Texton Property Fund is the first real estate investment trust (Reit) in the R300bn SA listed property sector to declare it cannot pay a dividend at all for 2020, after failing to meet liquidity tests.
The company, which owns R5.1bn worth of assets in SA and the UK, made the announcement in a business update on Friday.
Reits are mandated to pay at least 75% of distributable income earned as a dividend each year. This creates tax benefits for them as their profits are taxed at a shareholder level and not at a company level. Reits are seen as reliable income payers that often attract pensioners as investors.
Since the Reit dispensation was introduced into SA in late 2013, SA Reits have tended to pay 100% of their income as dividends.
But in 2020, the Covid-19 lockdown has seen Reits give rental relief to tenants in the form of discounts and deferments. As a result, some Reits have chosen to hold on to cash and deferred their dividend payment decisions until 2021. These are decisions around how large a dividend they would pay.
A number of Reits that have paid dividends in 2020 has changed their payout ratio from 100% to 75% of their distributable income.
Texton said on Friday that its board applied a solvency and liquidity test “in the context of the prospective distribution of 75% of Texton's distributable income for financial year 2020.
“The board is of the view that the group is in a robust position from a solvency perspective. However, the board has identified several considerations which are relevant to the group's liquidity position,” the company said.
The board took into consideration the group's existing debt facilities and maturity dates, the requirement to refinance certain facilities, cash flow forecasts, forecast planned capital expenditure that has been contracted for, the planned disposal of certain assets and expected proceeds therefrom.

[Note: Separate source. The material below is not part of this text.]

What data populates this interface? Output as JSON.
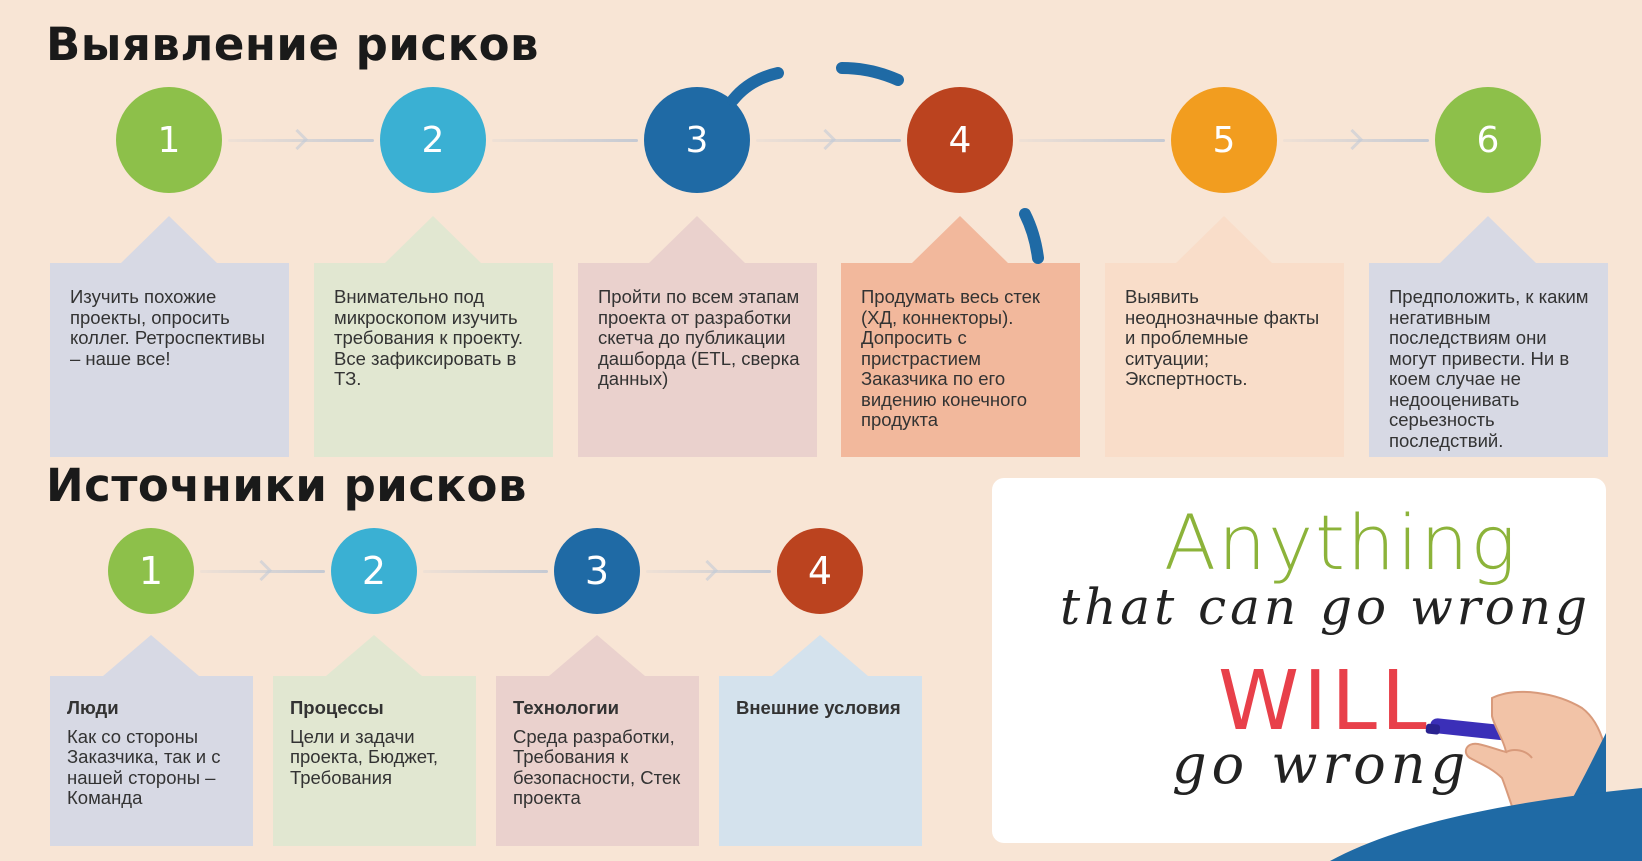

Noting that 75% of Texton's distributable income for financial year 2020 will exceed the cash generated by the group in the year, the board said it was “not able to reasonably conclude that after distributing 75% of Texton's distributable income for financial year 2020, Texton will satisfy the liquidity leg of the S&L (solvency and liquidity) test”.
“Shareholders are advised that due to the above, the board has resolved not to declare a dividend for financial year 2020. The board is rather of the view that the group’s liquidity position will be strengthened by retaining cash resources in reserve, that such retention is the commercially prudent approach, and that the decision is ultimately to the benefit of the group and our shareholders,” it said.
Texton also announced that it had appointed Pienaar Welleman as an executive director and permanent CEO of the fund, effective from November 20 2020. He had been the interim CEO of Texton since July, before which he was the acting CFO since December 2019.
“Pienaar’s knowledge of the business, and close work with stakeholders, delivers much benefit and continuity for the group which solidifies the leadership of Texton,” the company said.
At the end of September, the total vacancy in the SA portfolio, on a like-for-like basis, was 10.5%.
The UK portfolio was 100% let with a weighted average lease profile of 9.19 years.